Being adventurous isn't without consequence. Sometimes you discover the hidden gems, sometimes you see what the hype is all about, and sometimes you miss by a mile. The misses are always worth the hits, but sometimes you stick to what know because you can't stand to miss one more time.
Plus restaurant monogamy has its perks, and Izakaya Hachi is my proof. There's not a single non-delicious thing in the entire place, and they're incapable of anything less than stellar.
The beef tongue steak is possibly my favorite steak in all of South Bay. The tender cubes of bleeding Charcoal Grilled Beef Ribeye Steak can't compete but that sweet n' sour ponzu makes them close enough.
Fried foods are playing it safe, and the Deep-Fried Meat Stuffed in Shitake Mushroom is like a juicy mushroom dumpling without the wrapper.
The Creamy Crab Croquette is red-hot crab in a river of cream, but the crab kind of drowns in the cream.
The Red Crab Sunomono has the ratio right. The cold crab is infused through the vinegrated cucumber and wakame seaweed, adding the briny flavor that makes it probably best salad ever.
I hate mackeral sushi with a passion, and I'll even opt out in the case of omekase. Even if it's good, I can't stand the fishy sting. The Battera Mackerel Sushi changed my mind entirely. The slightly tinge made me tingle, but each bite was smooth, and the vinegar highlighted a full-flavored mackeral.

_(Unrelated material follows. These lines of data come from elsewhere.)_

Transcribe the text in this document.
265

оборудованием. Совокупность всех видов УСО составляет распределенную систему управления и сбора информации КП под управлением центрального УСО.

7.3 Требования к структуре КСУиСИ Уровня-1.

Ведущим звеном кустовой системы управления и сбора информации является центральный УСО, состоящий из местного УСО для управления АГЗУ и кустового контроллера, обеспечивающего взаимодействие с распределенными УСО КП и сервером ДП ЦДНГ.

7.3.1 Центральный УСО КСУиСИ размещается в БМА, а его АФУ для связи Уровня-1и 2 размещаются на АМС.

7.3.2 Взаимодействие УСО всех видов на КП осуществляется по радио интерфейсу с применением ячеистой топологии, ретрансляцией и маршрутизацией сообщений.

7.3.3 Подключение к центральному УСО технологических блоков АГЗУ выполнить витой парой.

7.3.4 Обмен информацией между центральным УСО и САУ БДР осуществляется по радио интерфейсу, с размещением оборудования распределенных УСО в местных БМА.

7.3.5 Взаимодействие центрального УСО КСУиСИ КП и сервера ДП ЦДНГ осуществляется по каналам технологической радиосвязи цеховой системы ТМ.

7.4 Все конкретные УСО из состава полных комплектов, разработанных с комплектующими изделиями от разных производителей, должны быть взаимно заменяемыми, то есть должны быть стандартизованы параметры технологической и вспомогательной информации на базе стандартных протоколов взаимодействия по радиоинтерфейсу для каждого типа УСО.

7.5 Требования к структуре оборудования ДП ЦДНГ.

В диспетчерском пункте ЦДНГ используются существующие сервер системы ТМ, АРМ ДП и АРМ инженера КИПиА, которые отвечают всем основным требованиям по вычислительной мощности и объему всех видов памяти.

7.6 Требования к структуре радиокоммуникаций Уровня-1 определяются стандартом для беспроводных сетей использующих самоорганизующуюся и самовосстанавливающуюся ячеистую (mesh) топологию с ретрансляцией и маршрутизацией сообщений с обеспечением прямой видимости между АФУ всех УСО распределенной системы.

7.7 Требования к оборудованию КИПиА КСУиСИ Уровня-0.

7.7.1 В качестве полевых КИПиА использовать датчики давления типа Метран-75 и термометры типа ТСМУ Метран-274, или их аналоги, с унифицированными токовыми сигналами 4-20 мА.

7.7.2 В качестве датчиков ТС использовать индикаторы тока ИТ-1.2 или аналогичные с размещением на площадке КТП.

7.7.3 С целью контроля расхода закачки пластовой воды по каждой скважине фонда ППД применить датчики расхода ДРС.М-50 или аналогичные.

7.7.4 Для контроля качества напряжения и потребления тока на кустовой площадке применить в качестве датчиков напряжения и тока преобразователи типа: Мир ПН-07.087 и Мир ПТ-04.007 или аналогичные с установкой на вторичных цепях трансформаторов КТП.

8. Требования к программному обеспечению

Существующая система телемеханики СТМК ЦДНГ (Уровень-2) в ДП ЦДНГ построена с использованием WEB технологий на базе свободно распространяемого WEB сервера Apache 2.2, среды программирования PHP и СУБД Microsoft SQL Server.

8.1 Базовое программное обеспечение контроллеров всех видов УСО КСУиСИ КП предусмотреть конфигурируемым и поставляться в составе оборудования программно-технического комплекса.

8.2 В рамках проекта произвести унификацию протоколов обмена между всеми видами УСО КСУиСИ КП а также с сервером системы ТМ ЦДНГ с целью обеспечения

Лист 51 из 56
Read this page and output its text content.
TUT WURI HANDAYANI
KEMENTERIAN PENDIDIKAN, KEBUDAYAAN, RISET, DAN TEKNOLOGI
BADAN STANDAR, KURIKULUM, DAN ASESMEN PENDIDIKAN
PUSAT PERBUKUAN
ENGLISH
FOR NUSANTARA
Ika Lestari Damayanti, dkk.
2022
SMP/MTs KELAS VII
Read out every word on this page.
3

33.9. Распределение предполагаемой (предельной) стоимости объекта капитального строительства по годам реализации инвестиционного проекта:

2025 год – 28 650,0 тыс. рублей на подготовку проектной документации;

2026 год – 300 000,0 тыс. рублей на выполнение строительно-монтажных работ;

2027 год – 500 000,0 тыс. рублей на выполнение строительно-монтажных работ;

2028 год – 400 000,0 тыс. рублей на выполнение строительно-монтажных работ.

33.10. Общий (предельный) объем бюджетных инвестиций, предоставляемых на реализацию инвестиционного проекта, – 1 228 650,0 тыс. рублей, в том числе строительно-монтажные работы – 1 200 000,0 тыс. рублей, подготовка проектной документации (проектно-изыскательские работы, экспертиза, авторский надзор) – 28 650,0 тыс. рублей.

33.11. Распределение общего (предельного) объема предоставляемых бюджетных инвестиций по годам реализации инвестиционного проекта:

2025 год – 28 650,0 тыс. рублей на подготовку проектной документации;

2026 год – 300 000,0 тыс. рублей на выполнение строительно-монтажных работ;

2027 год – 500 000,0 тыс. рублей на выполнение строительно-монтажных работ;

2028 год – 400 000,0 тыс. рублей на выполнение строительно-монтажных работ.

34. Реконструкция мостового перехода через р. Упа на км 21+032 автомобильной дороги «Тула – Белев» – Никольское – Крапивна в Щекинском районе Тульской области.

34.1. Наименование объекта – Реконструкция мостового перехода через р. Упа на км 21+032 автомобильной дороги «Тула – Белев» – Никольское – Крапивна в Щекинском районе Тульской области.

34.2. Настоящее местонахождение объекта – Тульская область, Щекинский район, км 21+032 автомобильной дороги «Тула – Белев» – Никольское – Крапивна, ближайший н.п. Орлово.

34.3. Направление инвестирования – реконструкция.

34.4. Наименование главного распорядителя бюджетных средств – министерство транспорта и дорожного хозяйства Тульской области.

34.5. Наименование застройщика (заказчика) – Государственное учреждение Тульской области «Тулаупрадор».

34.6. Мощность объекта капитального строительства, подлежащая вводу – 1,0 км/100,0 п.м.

$110 doesn't go far in fine dining, but Izakaya Hachi's prix fixe for four is a steal. The Homemade Sesame Tofu is so simple, yet the firm, cool slices are amazing with a clean combination of sesame and dashi broth.
Fragrant chunks of spectacular tentacular Octopus and Radish Salad are far from forgettable.
The Kumamoto Oysters are west-coast briny and slide down seafoam smooth.
The Tuna and Octopus Sashimi are standard, but that doesn't make them any less savory.
Nankotsu Karaage trumps fried chicken for once. The cartilage has a small surrounding layer of savory fat, and the crunch is oh-so-satisfying.
The Chicken Meatball is a light-but-heavy stick that slugs you with a ground chicken mix.
The beef tongue steak will forever be my favorite but the Pan Fried Beef Intestine makes a good case for itself. The pan-fried chunks are chewy in the best way possible, bursting with a sizzling spicy miso.
Just when I thought that the fun was fine, the Kurobuta Shabu came out. A steaming pot with a hearty mix of all things green and mushrooms with major attitude stewing in Tonkotsu broth with impossibly thin slices of lighter-than-air Berkshire pork. Still I think the best part was finishing the broth with ramen noodles.
The single scoop of Vanilla Ice Cream with a red bean is excessive after a feast like this. Still the red bean is cool and refreshing, a sweet ending that kind of resets your too-full stomach.
I don't know why I blew so much cash elsewhere when I could have just spent it on the prix fixe. The problem is, having 3 friends is harder than it looks, and getting them to show up at the same time is like herding cats. That said, I will herd just about anything to get that prix fixe meal again.